Patrick Healy, the deputy Opinion editor, hosted an online conversation with the Times Opinion columnists Jamelle Bouie, Ross Douthat and Michelle Goldberg to discuss Vice President Kamala Harris and her running mate options — whom she will pick, whom she should pick, the Electoral College landscape for her and for Donald Trump, and what surprises and worries them about Harris, the Democrats, Trump and JD Vance. This conversation has been edited and condensed.

Patrick Healy: Kamala Harris will announce her running mate very soon. In your view, who should she choose, and who will she choose? First, who do you think she should choose?

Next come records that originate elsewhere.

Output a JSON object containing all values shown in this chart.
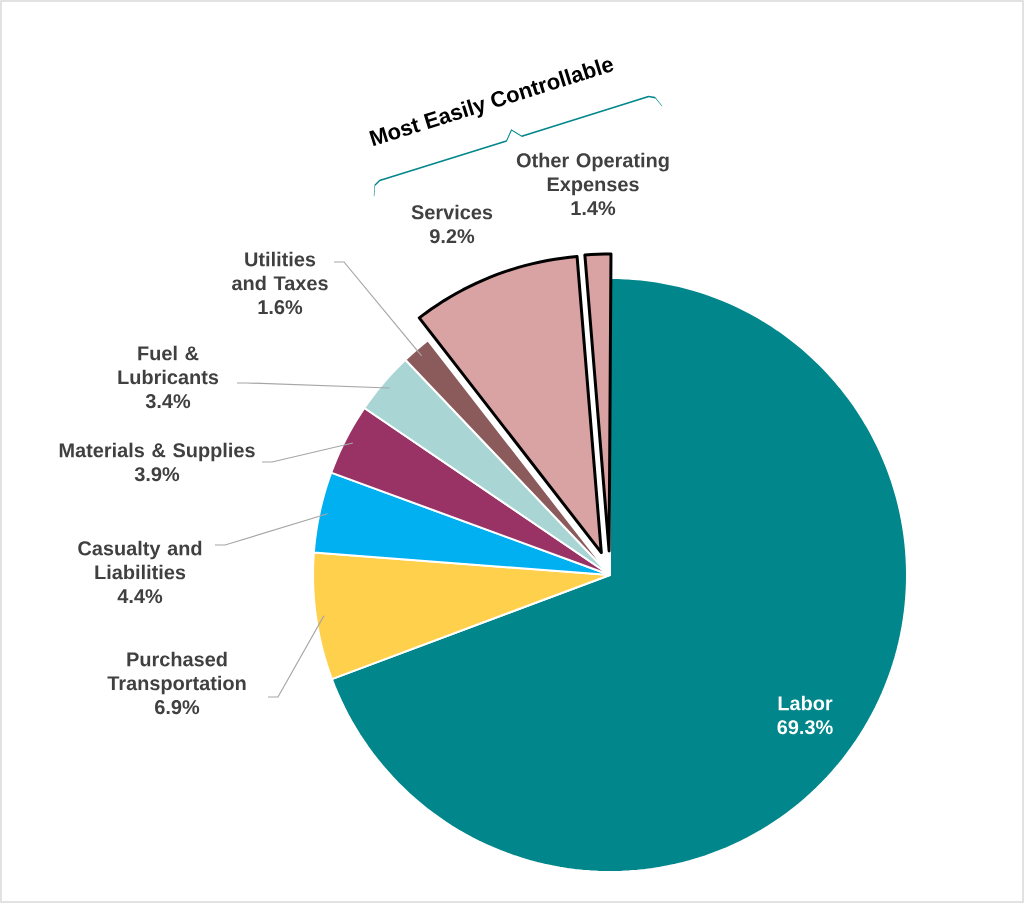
{
  "chart_data": {
    "type": "pie",
    "categories": [
      "Labor",
      "Purchased Transportation",
      "Casualty and Liabilities",
      "Materials & Supplies",
      "Fuel & Lubricants",
      "Utilities and Taxes",
      "Services",
      "Other Operating Expenses"
    ],
    "values": [
      69.3,
      6.9,
      4.4,
      3.9,
      3.4,
      1.6,
      9.2,
      1.4
    ],
    "value_labels": [
      "69.3%",
      "6.9%",
      "4.4%",
      "3.9%",
      "3.4%",
      "1.6%",
      "9.2%",
      "1.4%"
    ],
    "colors": [
      "#00868b",
      "#ffd04b",
      "#00b0f0",
      "#993366",
      "#a9d5d5",
      "#8b5a5a",
      "#d9a3a3",
      "#d9a3a3"
    ],
    "annotations": [
      "Most Easily Controllable"
    ]
  }
}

Michelle Goldberg: Like a lot of progressives, I barely knew who Tim Walz was two weeks ago. Now I love him, even though I worry that his normal Midwestern guy affect is starting to border on shtick. So I’m hoping it’s either him or Andy Beshear, the governor of Kentucky.

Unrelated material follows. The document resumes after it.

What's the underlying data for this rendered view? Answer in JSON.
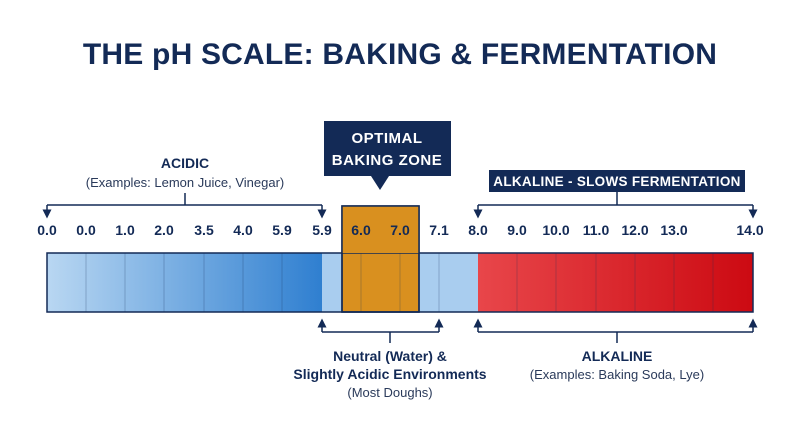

Healy: Michelle, what do you love about Walz?

Goldberg: He reads like an all-American heartland normie — a hunter and former high school football coach — who can articulate progressive priorities in a plain-spoken, unapologetic way. And branding Republicans “weird” was a stroke of genius, capturing the large part of the Venn diagram where sinister authoritarianism and ridiculous online subcultural tics overlap.

Ross Douthat: I appreciate the Walz phenomenon, too, but I suspect that Walz’s appeal to Democrats is a bit like the appeal of conservative African American politicians to some Republicans: Here’s a guy who shares my worldview but looks or talks like a member of the other coalition! And just as Trump picking Tim Scott probably wouldn’t have delivered many more African American votes to the G.O.P., I’m skeptical that Harris picking a heartland white guy would achieve all that much for the Democrats.

Jamelle Bouie: The evidence that a vice-presidential selection has any meaningful impact on state-by-state vote share is slim to none. The high estimate for impact on national vote share is somewhere around a single percentage point. There hasn’t been a vice-presidential nominee who you could plausibly say delivered a state since Lyndon Johnson in 1960.